Mario era una de esas personas que te cambiaban la vida, yo le conocí en una conferencia antinuclear, e inmediatamente me sentí impelido en participar en aquello, cuando fui a hablar con él, me vino a decir que cada uno tenía que hacer lo que creyese útil y que por tanto no tenía nada que encargarme. A partir de ahí coincidimos en el movimiento ecologista, pero también nos cruzábamos una y otra vez en trabajos sobre la agricultura, el territorio rural, la revisión de los modelos urbanos, sus clases de doctorado, confundiéndose el amigo con el maestro. Creo que, como yo algo más joven que los arquitectos con los que coincidió en sus primeros trabajos, muchos nos hemos cruzado en algún momento con Mario y nos hemos sumado a esa forma de ver el urbanismo como la concreción del Derecho a la Ciudad (en el que incluía el Derecho al Territorio), en el que los individuos no son “semiautómatas” a los que condicionar con nuestras morfologías y modelos urbanos, sino actores que ocuparán libremente los espacios que diseñamos.

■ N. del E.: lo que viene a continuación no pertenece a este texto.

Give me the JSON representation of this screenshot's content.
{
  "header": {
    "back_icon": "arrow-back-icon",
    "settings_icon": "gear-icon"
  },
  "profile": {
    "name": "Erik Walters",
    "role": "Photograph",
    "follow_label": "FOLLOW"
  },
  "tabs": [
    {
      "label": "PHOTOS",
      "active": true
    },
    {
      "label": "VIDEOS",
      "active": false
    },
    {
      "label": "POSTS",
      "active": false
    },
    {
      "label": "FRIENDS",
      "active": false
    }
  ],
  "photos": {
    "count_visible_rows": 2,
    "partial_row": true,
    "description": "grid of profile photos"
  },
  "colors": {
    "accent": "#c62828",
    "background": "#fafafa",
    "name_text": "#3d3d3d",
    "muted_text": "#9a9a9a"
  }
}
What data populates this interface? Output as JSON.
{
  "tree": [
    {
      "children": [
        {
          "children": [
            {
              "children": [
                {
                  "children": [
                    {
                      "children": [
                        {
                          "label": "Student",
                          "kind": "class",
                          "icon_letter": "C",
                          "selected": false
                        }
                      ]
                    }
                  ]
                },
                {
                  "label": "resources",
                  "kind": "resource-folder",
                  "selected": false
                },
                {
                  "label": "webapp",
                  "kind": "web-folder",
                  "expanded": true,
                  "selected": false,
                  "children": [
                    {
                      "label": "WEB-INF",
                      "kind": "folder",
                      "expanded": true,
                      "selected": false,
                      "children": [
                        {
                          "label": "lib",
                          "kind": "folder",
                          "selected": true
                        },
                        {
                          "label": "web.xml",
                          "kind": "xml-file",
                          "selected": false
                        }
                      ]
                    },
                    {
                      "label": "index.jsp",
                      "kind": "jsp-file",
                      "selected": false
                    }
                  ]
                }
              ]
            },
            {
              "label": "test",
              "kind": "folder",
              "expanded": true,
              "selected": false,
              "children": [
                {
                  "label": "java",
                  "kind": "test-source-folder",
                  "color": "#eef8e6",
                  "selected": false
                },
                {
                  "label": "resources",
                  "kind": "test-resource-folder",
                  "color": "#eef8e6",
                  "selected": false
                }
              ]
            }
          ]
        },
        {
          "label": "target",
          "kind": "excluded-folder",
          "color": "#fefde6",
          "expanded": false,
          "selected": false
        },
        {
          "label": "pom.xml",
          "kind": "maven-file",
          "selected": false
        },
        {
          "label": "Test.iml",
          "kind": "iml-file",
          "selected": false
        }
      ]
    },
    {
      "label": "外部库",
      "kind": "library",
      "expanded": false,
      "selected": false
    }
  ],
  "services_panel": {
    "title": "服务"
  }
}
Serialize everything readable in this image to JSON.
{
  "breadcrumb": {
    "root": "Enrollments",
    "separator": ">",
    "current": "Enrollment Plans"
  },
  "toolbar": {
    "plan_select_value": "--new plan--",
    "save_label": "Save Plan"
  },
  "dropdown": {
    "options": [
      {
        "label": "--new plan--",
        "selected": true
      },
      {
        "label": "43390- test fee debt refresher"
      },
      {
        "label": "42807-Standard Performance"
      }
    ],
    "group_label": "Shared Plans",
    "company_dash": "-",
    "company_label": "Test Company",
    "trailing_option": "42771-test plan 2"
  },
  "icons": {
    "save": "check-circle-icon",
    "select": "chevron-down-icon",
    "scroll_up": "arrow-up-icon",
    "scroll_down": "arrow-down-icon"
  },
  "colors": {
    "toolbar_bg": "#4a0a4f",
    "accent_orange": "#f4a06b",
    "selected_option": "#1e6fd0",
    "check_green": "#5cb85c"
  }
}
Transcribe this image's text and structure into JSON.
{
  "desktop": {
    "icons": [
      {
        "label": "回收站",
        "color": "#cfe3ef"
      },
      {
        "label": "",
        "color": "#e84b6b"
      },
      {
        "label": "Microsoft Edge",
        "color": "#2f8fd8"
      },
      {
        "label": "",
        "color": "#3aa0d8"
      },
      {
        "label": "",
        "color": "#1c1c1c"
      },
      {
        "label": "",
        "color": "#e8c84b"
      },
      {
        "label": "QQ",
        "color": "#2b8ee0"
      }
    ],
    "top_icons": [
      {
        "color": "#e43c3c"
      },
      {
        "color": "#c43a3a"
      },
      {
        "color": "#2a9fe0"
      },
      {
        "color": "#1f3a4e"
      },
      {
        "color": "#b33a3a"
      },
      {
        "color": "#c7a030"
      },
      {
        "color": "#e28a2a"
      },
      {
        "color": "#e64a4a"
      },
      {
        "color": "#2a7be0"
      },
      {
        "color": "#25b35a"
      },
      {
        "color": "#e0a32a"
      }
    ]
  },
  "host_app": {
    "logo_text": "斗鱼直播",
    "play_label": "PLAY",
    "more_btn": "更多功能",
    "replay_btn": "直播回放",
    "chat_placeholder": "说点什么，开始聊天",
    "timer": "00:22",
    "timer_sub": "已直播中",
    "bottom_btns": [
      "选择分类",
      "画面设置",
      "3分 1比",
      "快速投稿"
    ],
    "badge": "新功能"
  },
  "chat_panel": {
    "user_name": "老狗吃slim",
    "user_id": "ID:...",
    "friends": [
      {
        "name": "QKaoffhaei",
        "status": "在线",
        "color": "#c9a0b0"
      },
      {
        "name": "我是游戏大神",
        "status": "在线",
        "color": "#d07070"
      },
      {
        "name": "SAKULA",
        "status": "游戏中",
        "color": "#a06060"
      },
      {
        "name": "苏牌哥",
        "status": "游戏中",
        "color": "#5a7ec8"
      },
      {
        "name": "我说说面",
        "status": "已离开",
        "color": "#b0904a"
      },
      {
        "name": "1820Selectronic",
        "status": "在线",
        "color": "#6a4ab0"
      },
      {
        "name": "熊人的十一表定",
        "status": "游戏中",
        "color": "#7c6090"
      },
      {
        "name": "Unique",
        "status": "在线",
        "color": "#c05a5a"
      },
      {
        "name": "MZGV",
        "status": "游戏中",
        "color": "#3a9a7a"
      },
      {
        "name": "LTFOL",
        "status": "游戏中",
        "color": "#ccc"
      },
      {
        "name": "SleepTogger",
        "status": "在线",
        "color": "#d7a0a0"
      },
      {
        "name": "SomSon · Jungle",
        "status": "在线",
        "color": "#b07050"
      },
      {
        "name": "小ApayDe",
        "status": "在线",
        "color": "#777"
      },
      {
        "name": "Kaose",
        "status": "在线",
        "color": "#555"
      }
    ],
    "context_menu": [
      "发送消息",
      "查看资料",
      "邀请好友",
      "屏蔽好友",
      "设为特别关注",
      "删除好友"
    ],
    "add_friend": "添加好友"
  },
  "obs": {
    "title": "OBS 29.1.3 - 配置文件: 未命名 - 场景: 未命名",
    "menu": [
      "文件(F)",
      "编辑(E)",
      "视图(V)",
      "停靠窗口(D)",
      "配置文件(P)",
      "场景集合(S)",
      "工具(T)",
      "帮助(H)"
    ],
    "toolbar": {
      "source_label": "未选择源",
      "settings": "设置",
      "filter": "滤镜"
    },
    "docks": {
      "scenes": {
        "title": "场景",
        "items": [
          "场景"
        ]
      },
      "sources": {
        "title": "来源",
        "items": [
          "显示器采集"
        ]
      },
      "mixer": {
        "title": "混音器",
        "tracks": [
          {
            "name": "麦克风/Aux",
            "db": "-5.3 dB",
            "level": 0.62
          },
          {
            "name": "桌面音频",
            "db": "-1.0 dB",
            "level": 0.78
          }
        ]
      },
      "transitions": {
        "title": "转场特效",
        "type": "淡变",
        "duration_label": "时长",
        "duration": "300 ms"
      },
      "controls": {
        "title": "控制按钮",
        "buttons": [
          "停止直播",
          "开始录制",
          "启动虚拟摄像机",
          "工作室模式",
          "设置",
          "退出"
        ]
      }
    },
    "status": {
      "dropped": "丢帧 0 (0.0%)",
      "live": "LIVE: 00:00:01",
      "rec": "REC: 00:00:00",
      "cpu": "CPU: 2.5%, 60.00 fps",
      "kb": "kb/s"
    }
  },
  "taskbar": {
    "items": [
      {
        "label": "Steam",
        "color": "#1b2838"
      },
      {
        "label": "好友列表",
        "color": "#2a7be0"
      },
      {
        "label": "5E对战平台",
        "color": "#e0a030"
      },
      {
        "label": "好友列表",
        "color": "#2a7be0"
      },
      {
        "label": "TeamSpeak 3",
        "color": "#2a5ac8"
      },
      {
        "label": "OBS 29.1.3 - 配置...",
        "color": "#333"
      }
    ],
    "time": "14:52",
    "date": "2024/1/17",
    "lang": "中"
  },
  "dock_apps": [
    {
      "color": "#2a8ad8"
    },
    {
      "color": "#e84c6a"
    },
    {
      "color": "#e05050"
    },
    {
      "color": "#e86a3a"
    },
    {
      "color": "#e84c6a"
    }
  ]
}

Había también en Mario una suerte de optimismo extremo, que le impedía hacer análisis negativos, que le llevaba a construir discursos optimistas sobre lo que ocurría (buscando quizás esa utopía mejor que lo que existe), lo que llevó a algunos a infravalorar algunos de sus escritos o algunas de sus posiciones públicas. A todos ellos les diría que a Mario le debemos una visión más compleja del urbanismo en la que lo crucial es el individuo y su “derecho a la ciudad”, pero que también le debemos haber sido un actor crucial en la creación del movimiento ecologista y la interpretación del territorio y la agricultura, puestos en peligro por un modelo ajeno al territorio, las gentes y sus capacidades, y sobre todo a la creación de una cultura de la participación basada en una visión igualitaria de todos los participantes, en la que resultaba clave la creación de redes y lazos entre todas y todos.
Salud Mario, te recordaremos en esas fiestas que tanto te gustaban.